Parte il countdown per la splendida mostra che avrà come firma quella del noto Art Promoter Luigi Rosa, in una location mozzafiato, il Barcone Gilda, che vedrà una sessantina di opere esposte in uno scenario inconsueto, che abbraccerà le acque del Tevere in un’atmosfera che siamo certi, in occasione del vernissage del 15 Luglio, si tingerà di magia. Da anni Luigi Rosa, sembra affermarsi con grazia ed incredibile professionalità per scelte artistiche rivelatasi sorprendentemente mirate, e questa sul Barcone Gilda, saprà certamente dar continuità alle sue intuizioni. Luigi Rosa, figlio del celebre fantino Vittorio Rosa, si avvicina al mondo dell’arte del tutto casualmente. Il suo spirito critico e la straordinaria capacità organizzativa, si rivelano subito vincenti.
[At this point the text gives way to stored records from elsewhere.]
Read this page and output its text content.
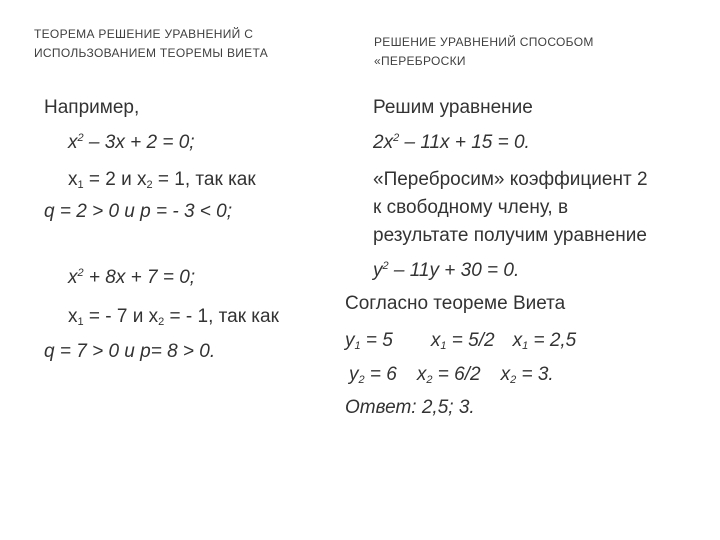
ТЕОРЕМА РЕШЕНИЕ УРАВНЕНИЙ С
ИСПОЛЬЗОВАНИЕМ ТЕОРЕМЫ ВИЕТА
РЕШЕНИЕ УРАВНЕНИЙ СПОСОБОМ
«ПЕРЕБРОСКИ
Например,
$x^2 - 3x + 2 = 0$;
$x_1 = 2$ и $x_2 = 1$, так как
q = 2 > 0 и p = - 3 < 0;
$x^2 + 8x + 7 = 0$;
$x_1$ = - 7 и $x_2$ = - 1, так как
q = 7 > 0 и p= 8 > 0.
Решим уравнение
$2x^2 - 11x + 15 = 0$.
«Перебросим» коэффициент 2
к свободному члену, в
результате получим уравнение
$y^2 - 11y + 30 = 0$.
Согласно теореме Виета
$y_1 = 5$ $x_1 = 5/2$ $x_1 = 2,5$
$y_2 = 6$ $x_2 = 6/2$ $x_2 = 3$.
Ответ: 2,5; 3.
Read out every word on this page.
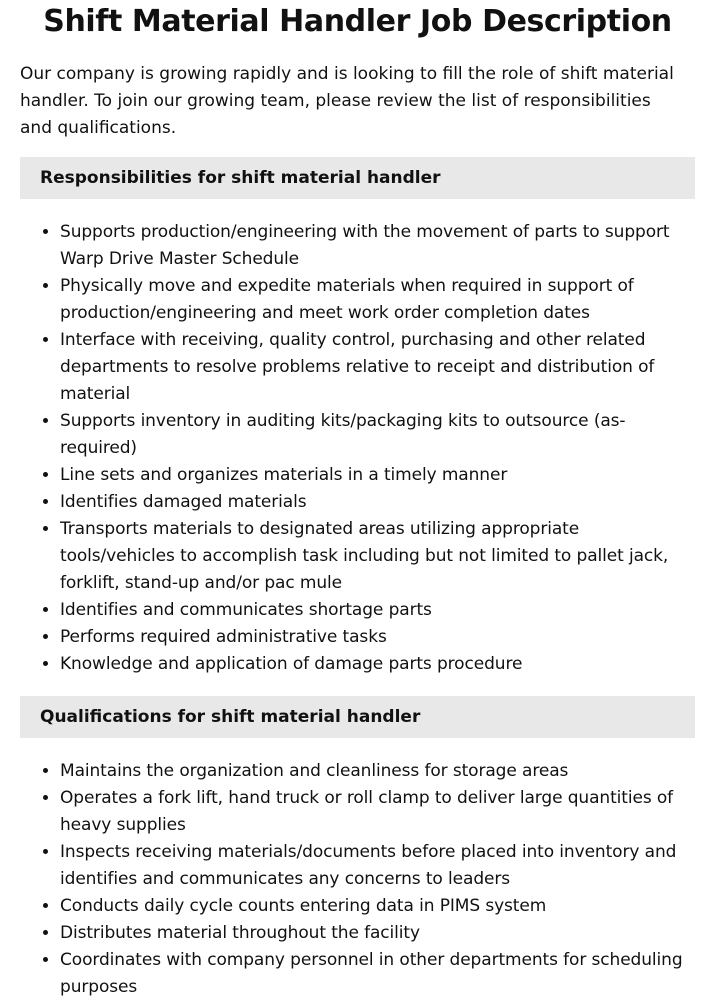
Shift Material Handler Job Description

Our company is growing rapidly and is looking to fill the role of shift material handler. To join our growing team, please review the list of responsibilities and qualifications.

Responsibilities for shift material handler
• Supports production/engineering with the movement of parts to support Warp Drive Master Schedule
• Physically move and expedite materials when required in support of production/engineering and meet work order completion dates
• Interface with receiving, quality control, purchasing and other related departments to resolve problems relative to receipt and distribution of material
• Supports inventory in auditing kits/packaging kits to outsource (as-required)
• Line sets and organizes materials in a timely manner
• Identifies damaged materials
• Transports materials to designated areas utilizing appropriate tools/vehicles to accomplish task including but not limited to pallet jack, forklift, stand-up and/or pac mule
• Identifies and communicates shortage parts
• Performs required administrative tasks
• Knowledge and application of damage parts procedure
Qualifications for shift material handler
• Maintains the organization and cleanliness for storage areas
• Operates a fork lift, hand truck or roll clamp to deliver large quantities of heavy supplies
• Inspects receiving materials/documents before placed into inventory and identifies and communicates any concerns to leaders
• Conducts daily cycle counts entering data in PIMS system
• Distributes material throughout the facility
• Coordinates with company personnel in other departments for scheduling purposes
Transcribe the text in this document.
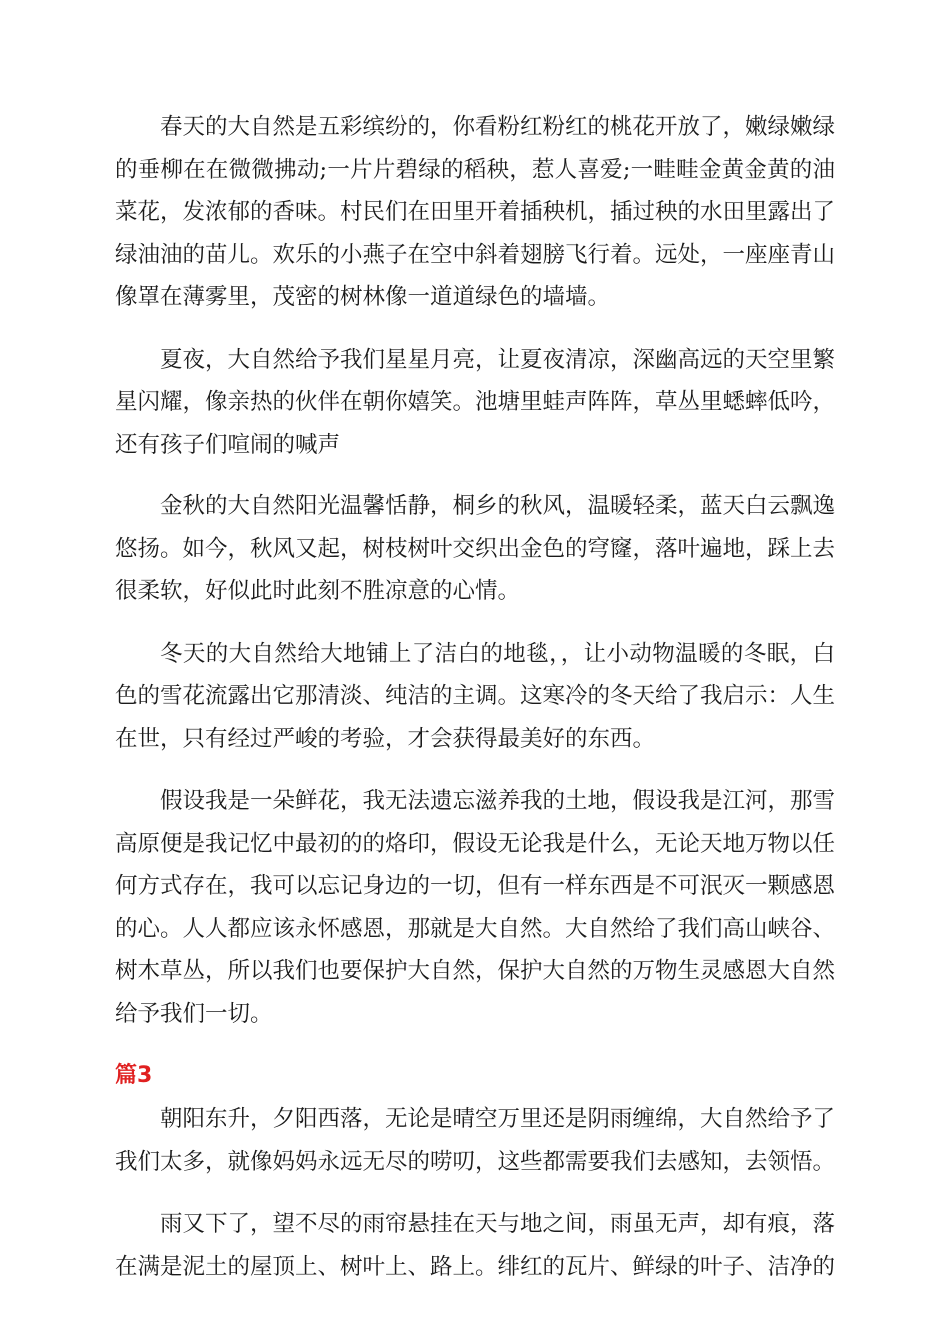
春天的大自然是五彩缤纷的，你看粉红粉红的桃花开放了，嫩绿嫩绿的垂柳在在微微拂动;一片片碧绿的稻秧，惹人喜爱;一畦畦金黄金黄的油菜花，发浓郁的香味。村民们在田里开着插秧机，插过秧的水田里露出了绿油油的苗儿。欢乐的小燕子在空中斜着翅膀飞行着。远处，一座座青山像罩在薄雾里，茂密的树林像一道道绿色的墙墙。

夏夜，大自然给予我们星星月亮，让夏夜清凉，深幽高远的天空里繁星闪耀，像亲热的伙伴在朝你嬉笑。池塘里蛙声阵阵，草丛里蟋蟀低吟，还有孩子们喧闹的喊声

金秋的大自然阳光温馨恬静，桐乡的秋风，温暖轻柔，蓝天白云飘逸悠扬。如今，秋风又起，树枝树叶交织出金色的穹窿，落叶遍地，踩上去很柔软，好似此时此刻不胜凉意的心情。

冬天的大自然给大地铺上了洁白的地毯，，让小动物温暖的冬眠，白色的雪花流露出它那清淡、纯洁的主调。这寒冷的冬天给了我启示：人生在世，只有经过严峻的考验，才会获得最美好的东西。

假设我是一朵鲜花，我无法遗忘滋养我的土地，假设我是江河，那雪高原便是我记忆中最初的的烙印，假设无论我是什么，无论天地万物以任何方式存在，我可以忘记身边的一切，但有一样东西是不可泯灭一颗感恩的心。人人都应该永怀感恩，那就是大自然。大自然给了我们高山峡谷、树木草丛，所以我们也要保护大自然，保护大自然的万物生灵感恩大自然给予我们一切。

篇3

朝阳东升，夕阳西落，无论是晴空万里还是阴雨缠绵，大自然给予了我们太多，就像妈妈永远无尽的唠叨，这些都需要我们去感知，去领悟。

雨又下了，望不尽的雨帘悬挂在天与地之间，雨虽无声，却有痕，落在满是泥土的屋顶上、树叶上、路上。绯红的瓦片、鲜绿的叶子、洁净的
Inizia allora una collaborazione con una nota Galleria del centro, Arte in regola, ed una rapida escalation, frutto di scelte azzeccate, lo renderà da lì a qualche anno uno dei Promoter più ricercati della Capitale. La sua nuova mostra, avrà come titolo “Bateau Tiberis” e sarà un’ eco degna dell’elegante arte parigina dei primi del Novecento, del Bateau Lavoir di Picasso, che il promoter proporrà nello splendido scenario Capitolino. Nei primi del Novecento, racconta Luigi Rosa, artisti sconosciuti erano soliti riunirsi in un immobile che Max Jacob, poeta e grande amico di Picasso, aveva ribattezzato Bateau Lavoir per la sua vicinanza alla Senna, dove all’epoca la gente era solita lavare i panni. Una scelta coraggiosa quella del promoter volta ad unificare, oggi come allora, personalità e stili diversi in una location d’eccezione, l’affascinante galleggiante Gilda, già noto perché magica location di facoltosi eventi nonchè meta ambita del Jet Set della Capitale. La mostra, che ricordiamo avrà il suo vernissage il 15 Luglio e la durata di una settimana, ospiterà artisti che cibandosi della magia che il connubio tra l’arte ed il magnifico scenario saprà offrire, potranno oggi come allora confrontarsi.

E conoscendo il nome di chi ha curato l’organizzazione, il successo siamo certi sarà assicurato.